Example of sanger sequencing data from my own research

If in this example I did inherit the mutation (meaning one of two copies of my DNA has the single base pair change) I would expect the sanger sequencing peak to be mixed. If I did not have the mutation then the signal should be clean and monolithic.

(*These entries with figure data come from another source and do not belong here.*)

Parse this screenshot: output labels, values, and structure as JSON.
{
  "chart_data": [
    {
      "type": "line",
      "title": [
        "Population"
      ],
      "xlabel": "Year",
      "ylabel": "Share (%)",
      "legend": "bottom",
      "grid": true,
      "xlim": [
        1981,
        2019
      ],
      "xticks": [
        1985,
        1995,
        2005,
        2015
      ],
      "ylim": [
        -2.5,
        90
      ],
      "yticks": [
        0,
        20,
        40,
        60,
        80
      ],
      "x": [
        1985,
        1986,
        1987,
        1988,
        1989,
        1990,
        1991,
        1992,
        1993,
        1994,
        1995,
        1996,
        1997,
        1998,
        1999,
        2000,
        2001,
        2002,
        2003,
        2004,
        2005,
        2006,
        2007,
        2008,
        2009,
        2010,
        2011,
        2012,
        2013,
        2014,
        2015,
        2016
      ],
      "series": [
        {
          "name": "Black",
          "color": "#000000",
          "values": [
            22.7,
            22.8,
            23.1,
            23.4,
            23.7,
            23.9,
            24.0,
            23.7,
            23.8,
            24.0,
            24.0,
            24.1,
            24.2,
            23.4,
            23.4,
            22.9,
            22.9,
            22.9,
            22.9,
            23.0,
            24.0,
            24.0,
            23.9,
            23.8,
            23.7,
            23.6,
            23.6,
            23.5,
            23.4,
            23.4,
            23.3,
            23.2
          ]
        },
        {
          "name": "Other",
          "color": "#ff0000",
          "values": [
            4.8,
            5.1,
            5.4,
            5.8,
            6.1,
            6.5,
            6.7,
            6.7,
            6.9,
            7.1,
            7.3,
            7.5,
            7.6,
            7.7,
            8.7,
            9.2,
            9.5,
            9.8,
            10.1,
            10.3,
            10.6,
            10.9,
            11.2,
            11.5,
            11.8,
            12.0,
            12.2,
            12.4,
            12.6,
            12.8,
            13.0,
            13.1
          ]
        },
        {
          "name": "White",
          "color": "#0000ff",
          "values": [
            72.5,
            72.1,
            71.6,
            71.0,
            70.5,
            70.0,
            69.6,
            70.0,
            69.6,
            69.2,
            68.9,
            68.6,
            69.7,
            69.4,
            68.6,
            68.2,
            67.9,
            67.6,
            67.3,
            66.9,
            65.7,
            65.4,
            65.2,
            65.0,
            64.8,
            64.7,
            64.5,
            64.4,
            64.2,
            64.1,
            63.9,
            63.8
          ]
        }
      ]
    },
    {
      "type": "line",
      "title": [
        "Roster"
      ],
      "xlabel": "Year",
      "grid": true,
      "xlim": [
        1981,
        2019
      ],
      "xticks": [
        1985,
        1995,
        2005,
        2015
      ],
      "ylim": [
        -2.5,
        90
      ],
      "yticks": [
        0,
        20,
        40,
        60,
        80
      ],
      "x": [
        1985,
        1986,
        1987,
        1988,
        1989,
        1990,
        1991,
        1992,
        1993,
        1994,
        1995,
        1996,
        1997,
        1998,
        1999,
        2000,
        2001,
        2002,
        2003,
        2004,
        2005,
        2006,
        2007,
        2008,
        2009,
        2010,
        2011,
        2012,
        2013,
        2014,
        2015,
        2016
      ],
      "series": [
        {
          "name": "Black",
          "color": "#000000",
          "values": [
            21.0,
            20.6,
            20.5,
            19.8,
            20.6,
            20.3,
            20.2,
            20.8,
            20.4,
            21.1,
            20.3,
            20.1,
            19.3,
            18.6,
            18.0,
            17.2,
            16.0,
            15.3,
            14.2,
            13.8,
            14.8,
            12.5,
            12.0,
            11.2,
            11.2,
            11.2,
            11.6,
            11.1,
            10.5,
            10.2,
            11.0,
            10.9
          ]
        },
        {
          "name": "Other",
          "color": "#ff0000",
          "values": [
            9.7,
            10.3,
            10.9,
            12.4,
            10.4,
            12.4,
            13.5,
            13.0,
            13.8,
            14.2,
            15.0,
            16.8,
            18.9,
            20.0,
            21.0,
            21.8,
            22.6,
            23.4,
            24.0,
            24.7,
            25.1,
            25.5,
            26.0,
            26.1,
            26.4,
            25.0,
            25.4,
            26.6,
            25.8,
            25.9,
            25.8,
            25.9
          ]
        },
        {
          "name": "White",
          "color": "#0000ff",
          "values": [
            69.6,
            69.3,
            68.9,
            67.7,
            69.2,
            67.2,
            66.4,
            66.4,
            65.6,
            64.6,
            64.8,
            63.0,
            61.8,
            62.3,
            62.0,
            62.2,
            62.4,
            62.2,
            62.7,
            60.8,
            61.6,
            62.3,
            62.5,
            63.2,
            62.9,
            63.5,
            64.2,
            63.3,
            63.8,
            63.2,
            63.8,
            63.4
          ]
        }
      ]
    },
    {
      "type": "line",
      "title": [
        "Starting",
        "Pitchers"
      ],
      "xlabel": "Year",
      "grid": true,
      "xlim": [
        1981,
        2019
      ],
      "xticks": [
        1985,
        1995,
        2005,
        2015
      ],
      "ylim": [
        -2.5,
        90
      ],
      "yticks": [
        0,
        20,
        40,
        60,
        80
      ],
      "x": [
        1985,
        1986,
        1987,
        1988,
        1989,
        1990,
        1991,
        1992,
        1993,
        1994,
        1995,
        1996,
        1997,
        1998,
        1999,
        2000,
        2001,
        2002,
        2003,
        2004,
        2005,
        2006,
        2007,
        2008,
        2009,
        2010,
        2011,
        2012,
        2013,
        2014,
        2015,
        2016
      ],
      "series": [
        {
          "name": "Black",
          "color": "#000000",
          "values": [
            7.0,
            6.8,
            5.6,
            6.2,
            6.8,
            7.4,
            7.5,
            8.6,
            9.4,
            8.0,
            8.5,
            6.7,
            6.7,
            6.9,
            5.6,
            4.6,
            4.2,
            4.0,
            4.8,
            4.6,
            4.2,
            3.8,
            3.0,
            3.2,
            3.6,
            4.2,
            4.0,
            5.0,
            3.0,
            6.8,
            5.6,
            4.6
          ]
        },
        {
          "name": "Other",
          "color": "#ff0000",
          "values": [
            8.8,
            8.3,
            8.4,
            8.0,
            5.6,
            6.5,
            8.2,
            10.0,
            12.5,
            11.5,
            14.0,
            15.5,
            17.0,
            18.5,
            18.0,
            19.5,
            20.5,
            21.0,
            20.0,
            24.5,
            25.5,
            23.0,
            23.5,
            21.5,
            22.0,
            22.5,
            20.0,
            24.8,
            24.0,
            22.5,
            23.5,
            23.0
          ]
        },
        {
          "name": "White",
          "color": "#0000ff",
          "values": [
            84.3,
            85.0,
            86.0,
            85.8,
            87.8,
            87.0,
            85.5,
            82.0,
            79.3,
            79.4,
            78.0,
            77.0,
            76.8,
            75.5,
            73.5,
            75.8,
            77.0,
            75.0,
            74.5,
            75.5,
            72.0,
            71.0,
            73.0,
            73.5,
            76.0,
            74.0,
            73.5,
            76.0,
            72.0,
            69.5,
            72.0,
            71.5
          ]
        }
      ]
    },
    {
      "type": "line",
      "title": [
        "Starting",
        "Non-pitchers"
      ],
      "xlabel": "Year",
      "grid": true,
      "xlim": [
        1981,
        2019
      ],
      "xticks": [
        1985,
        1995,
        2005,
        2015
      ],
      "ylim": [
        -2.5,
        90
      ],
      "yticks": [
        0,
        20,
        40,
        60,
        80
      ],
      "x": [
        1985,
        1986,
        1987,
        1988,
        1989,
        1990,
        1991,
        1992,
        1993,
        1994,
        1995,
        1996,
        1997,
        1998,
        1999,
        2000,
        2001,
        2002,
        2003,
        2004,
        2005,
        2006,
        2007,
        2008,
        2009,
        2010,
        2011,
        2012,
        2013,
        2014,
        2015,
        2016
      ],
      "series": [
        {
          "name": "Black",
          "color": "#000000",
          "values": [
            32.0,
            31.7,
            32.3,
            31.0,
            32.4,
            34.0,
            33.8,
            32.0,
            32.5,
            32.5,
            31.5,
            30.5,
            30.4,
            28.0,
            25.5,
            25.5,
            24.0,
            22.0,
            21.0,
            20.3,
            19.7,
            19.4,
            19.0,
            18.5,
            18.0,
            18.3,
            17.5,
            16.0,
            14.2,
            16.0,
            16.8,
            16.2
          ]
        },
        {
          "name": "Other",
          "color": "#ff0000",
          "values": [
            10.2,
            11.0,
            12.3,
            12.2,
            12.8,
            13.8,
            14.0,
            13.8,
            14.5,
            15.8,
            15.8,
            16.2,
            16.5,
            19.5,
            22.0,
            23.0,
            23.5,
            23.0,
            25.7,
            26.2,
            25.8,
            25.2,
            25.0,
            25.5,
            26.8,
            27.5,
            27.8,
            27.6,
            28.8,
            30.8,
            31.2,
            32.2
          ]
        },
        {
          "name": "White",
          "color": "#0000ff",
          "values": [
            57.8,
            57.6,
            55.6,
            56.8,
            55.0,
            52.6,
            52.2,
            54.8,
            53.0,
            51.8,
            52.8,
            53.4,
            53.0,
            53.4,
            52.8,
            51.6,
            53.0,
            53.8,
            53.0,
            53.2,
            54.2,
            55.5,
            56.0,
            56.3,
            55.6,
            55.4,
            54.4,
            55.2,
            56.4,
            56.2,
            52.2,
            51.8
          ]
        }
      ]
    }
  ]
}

I hope this article has helped you learn something about genetics and some of the experimental methodology behind the interesting questions we might want to ask. I again want to point out that this article is for educational purposes only and non of the materials described here should actually be used for medical diagnostics. Additionally, my approach described here is far from cutting edge. If you want the nitty-gritty of how genetic testing actually works in the clinic head straight to the source and check out the resources listed in Next-Generation Sequencing Resources for Pathologists from Illumina.